The whole thing really is worth reading! Then we have that bastion of secularism, the Guardian, yesterday [hat-tip to Mike M for the link], ripping through him.
There's an aggrieved frustration that they've been short-changed by history; we were supposed to be all atheist rationalists by now. Secularisation was supposed to be an inextricable part of progress. Even more grating, what secularisation there has been is accompanied by the growth of weird irrationalities from crystals to ley lines. As GK Chesterton pointed out, the problem when people don't believe in God is not that they believe nothing, it is that they believe anything.

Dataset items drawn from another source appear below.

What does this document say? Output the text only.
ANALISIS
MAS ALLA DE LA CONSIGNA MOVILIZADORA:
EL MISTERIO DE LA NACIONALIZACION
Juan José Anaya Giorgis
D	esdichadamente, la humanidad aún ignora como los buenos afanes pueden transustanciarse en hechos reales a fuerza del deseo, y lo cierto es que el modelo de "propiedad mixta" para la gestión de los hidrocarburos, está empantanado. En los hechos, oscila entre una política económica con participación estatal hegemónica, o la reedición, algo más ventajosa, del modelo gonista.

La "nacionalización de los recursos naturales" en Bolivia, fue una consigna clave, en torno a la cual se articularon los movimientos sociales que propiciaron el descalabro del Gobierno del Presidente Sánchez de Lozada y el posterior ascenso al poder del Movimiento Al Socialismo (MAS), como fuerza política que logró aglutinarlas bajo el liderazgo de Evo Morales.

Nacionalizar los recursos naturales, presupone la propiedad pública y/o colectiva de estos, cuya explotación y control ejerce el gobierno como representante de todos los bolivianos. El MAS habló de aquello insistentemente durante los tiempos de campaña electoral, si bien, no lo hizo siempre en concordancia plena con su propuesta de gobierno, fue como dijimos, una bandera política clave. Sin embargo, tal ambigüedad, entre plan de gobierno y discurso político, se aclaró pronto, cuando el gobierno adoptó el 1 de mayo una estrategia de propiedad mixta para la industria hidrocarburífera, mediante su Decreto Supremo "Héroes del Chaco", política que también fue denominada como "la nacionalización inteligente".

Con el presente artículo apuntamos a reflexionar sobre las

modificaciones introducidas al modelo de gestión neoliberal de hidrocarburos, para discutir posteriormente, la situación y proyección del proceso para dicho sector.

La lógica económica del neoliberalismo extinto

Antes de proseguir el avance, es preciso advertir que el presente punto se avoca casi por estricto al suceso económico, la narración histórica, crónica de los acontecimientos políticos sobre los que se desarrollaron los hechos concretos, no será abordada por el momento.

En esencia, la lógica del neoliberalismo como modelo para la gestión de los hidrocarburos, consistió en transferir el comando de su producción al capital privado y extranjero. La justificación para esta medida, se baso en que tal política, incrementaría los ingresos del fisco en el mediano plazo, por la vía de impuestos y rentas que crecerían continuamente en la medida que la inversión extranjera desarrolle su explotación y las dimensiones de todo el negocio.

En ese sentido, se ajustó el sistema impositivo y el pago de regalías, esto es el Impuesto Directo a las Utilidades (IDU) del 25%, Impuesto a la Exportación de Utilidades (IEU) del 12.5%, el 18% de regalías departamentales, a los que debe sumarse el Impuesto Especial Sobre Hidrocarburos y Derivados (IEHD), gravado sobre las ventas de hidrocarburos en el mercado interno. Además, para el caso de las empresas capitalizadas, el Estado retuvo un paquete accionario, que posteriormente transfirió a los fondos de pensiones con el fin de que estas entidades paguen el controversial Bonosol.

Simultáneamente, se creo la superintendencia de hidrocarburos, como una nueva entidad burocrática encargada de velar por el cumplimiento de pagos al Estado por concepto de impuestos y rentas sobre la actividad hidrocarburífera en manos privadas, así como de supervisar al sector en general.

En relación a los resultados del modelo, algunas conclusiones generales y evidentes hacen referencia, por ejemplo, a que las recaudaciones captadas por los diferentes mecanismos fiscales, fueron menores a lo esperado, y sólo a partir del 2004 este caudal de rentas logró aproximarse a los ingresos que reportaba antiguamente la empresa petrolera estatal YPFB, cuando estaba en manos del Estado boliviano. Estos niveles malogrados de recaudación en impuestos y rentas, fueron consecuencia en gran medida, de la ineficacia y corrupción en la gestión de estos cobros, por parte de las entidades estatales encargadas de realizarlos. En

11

There's an underlying anxiety that atheist humanism has failed. Over the 20th century, atheist political regimes racked up an appalling (and unmatched) record for violence. Atheist humanism hasn't generated a compelling popular narrative and ethic of what it is to be human and our place in the cosmos; where religion has retreated, the gap has been filled with consumerism, football, Strictly Come Dancing and a mindless absorption in passing desires. Not knowing how to answer the big questions of life, we shelve them - we certainly don't develop the awe towards and reverence for the natural world that Dawkins would want. So the atheist humanists have been betrayed by the irrational, credulous nature of human beings; a misanthropy is increasingly evident in Dawkins's anti-religious polemic and among his many admirers.
Maybe next the editors of the Atlantic Monthly will take note. Last month they printed this thought-provoking and intelligent piece (Is God an accident?). In response, this month, there are five letters, four of which (at least at first glance) have the same mixture of condescension and disdain towards religion that is exemplified by Dawkins. It has to be "explained" somehow. The fifth is the only response from a religious person, slightly huffy, but making a valid point. The author is given a chance to respond, and simply ignores the arguments raised by the last letter. Now it could be that no other seriously religious readers responded. I wonder though. Compare this to that neat piece that ran in the same publication, Kicking the Secularist Habit (David Brooks, March 2003).